Idran menggeleng, membungkam Merlin lalu bergerak mendekat. Mengusap kepala Merlin dengan sayang, lalu mengusap perut buncitnya, "Aku baik-baik saja, Lin."

"Kamu kenapa, Id? Siapa yang melakukan ini ke kamu?" Mata Merlin basah, tangannya nyaris menyentuh pipi Idran yang kebiruan.

Idran tetap menggeleng, lalu mengusap pipi Merlin dengan sayang. Lima jemarinya beralih ke sudut mata, menghapus sudut mata Merlin yang berair.
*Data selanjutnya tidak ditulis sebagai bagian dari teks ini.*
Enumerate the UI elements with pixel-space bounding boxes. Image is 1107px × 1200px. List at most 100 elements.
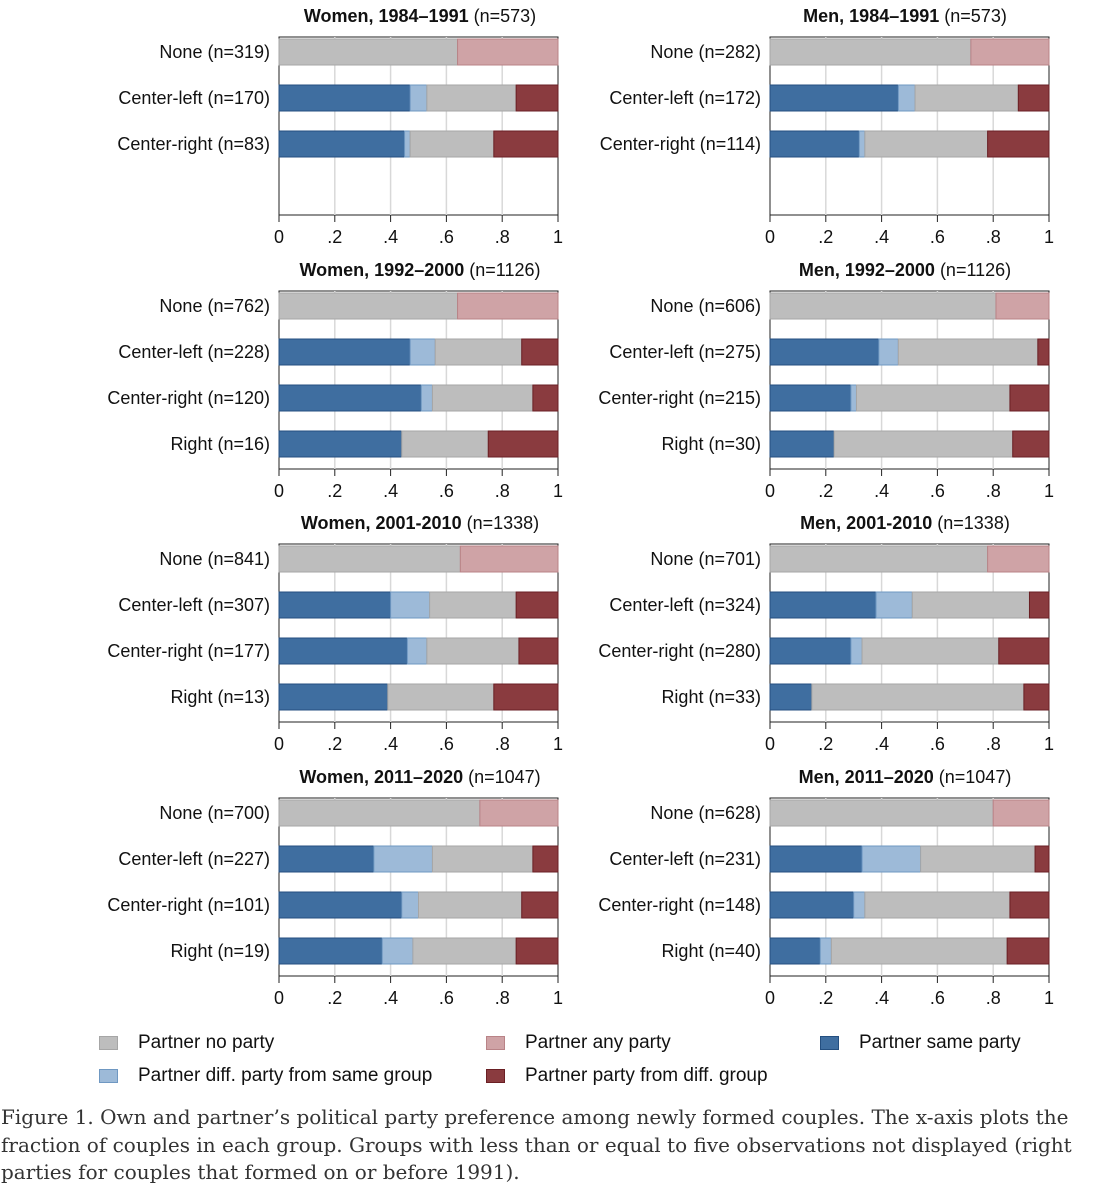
panel-title: Men, 1992–2000 (n=1126) <box>799 260 1011 280</box>
row-label: Center-left (n=231) <box>609 849 761 869</box>
legend-label-any-party: Partner any party <box>525 1032 671 1053</box>
bar-segment-party-diff-group <box>1009 384 1050 412</box>
bar-row-right-n-33: Right (n=33) <box>661 683 1050 711</box>
bar-segment-no-party <box>431 384 534 412</box>
bar-segment-diff-party-same-group <box>858 130 866 158</box>
bar-row-none-n-628: None (n=628) <box>650 799 1050 827</box>
row-label: Center-right (n=148) <box>598 895 761 915</box>
bar-segment-no-party <box>278 799 481 827</box>
bar-row-center-right-n-114: Center-right (n=114) <box>600 130 1050 158</box>
row-label: Center-right (n=101) <box>107 895 270 915</box>
bar-segment-party-diff-group <box>1023 683 1050 711</box>
x-tick-label: 0 <box>765 227 775 247</box>
row-label: Right (n=16) <box>170 434 270 454</box>
x-tick-label: 1 <box>1044 227 1054 247</box>
bar-segment-no-party <box>811 683 1025 711</box>
bar-row-none-n-319: None (n=319) <box>159 38 559 66</box>
x-tick-label: .4 <box>874 734 889 754</box>
bar-segment-party-diff-group <box>532 384 559 412</box>
bar-segment-diff-party-same-group <box>404 130 411 158</box>
bar-segment-no-party <box>426 84 517 112</box>
panel-men-1984-1991: Men, 1984–1991 (n=573) None (n=282) Center… <box>600 6 1054 247</box>
panel-title-period: Women, 2011–2020 <box>299 767 463 787</box>
x-tick-label: 1 <box>1044 734 1054 754</box>
bar-segment-no-party <box>278 292 459 320</box>
bar-segment-diff-party-same-group <box>861 845 922 873</box>
row-label: Right (n=30) <box>661 434 761 454</box>
panel-title-n: (n=1126) <box>935 260 1011 280</box>
bar-segment-party-diff-group <box>1012 430 1050 458</box>
x-tick-label: .6 <box>930 227 945 247</box>
legend-label-diff-party-same-group: Partner diff. party from same group <box>138 1065 433 1086</box>
legend-swatch-no-party <box>99 1036 118 1050</box>
x-tick-label: 1 <box>553 988 563 1008</box>
row-label: Right (n=13) <box>170 687 270 707</box>
bar-segment-no-party <box>769 799 994 827</box>
legend-swatch-diff-party-same-group <box>99 1069 118 1083</box>
bar-row-center-left-n-307: Center-left (n=307) <box>118 591 559 619</box>
row-label: Right (n=33) <box>661 687 761 707</box>
panel-title-n: (n=1126) <box>464 260 540 280</box>
bar-segment-no-party <box>897 338 1039 366</box>
panel-title-period: Women, 2001-2010 <box>301 513 462 533</box>
bar-segment-no-party <box>431 845 534 873</box>
row-label: None (n=701) <box>650 549 761 569</box>
bar-segment-any-party <box>457 292 559 320</box>
bar-row-right-n-40: Right (n=40) <box>661 937 1050 965</box>
panel-title: Men, 2011–2020 (n=1047) <box>799 767 1012 787</box>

Merlin balas menyentuh pipi Idran yang kebiruan, Idran seperti menghayati sentuhan tangan Merlin dipipi kanannya lalu sedikit membalikkan kepala, mendaratkan bibir ditelapak tangan Merlin. "Aku baik-baik saja, Lin. Bahkan jika memang aku kenapa-napa, melihat kamu baik-baik saja, sudah cukup bagiku untuk tetap menjadi baik-baik saja."

Idran menggenggam tangan Merlin yang mendarat dipipinya, lalu membawanya ke bibirnya, menekankan bibirnya ditelapak tangan Merlin lebih lanjut. Idran mengusap tangan itu lembut, lalu meraih tangan Merlin yang satu lagi dan menangkup keduanya. "Kita pulang, ya? Yang lainnya juga sangat mencemaskan kamu."

Merlin mengangguk, kakinya terulur menyentuh lantai. Baru melangkah sekali, Merlin sudah dibawa kedalam gendongan Idran. Idran berpamitan kepada Mirzan dan adiknya lalu membawa Merlin kedalam mobil.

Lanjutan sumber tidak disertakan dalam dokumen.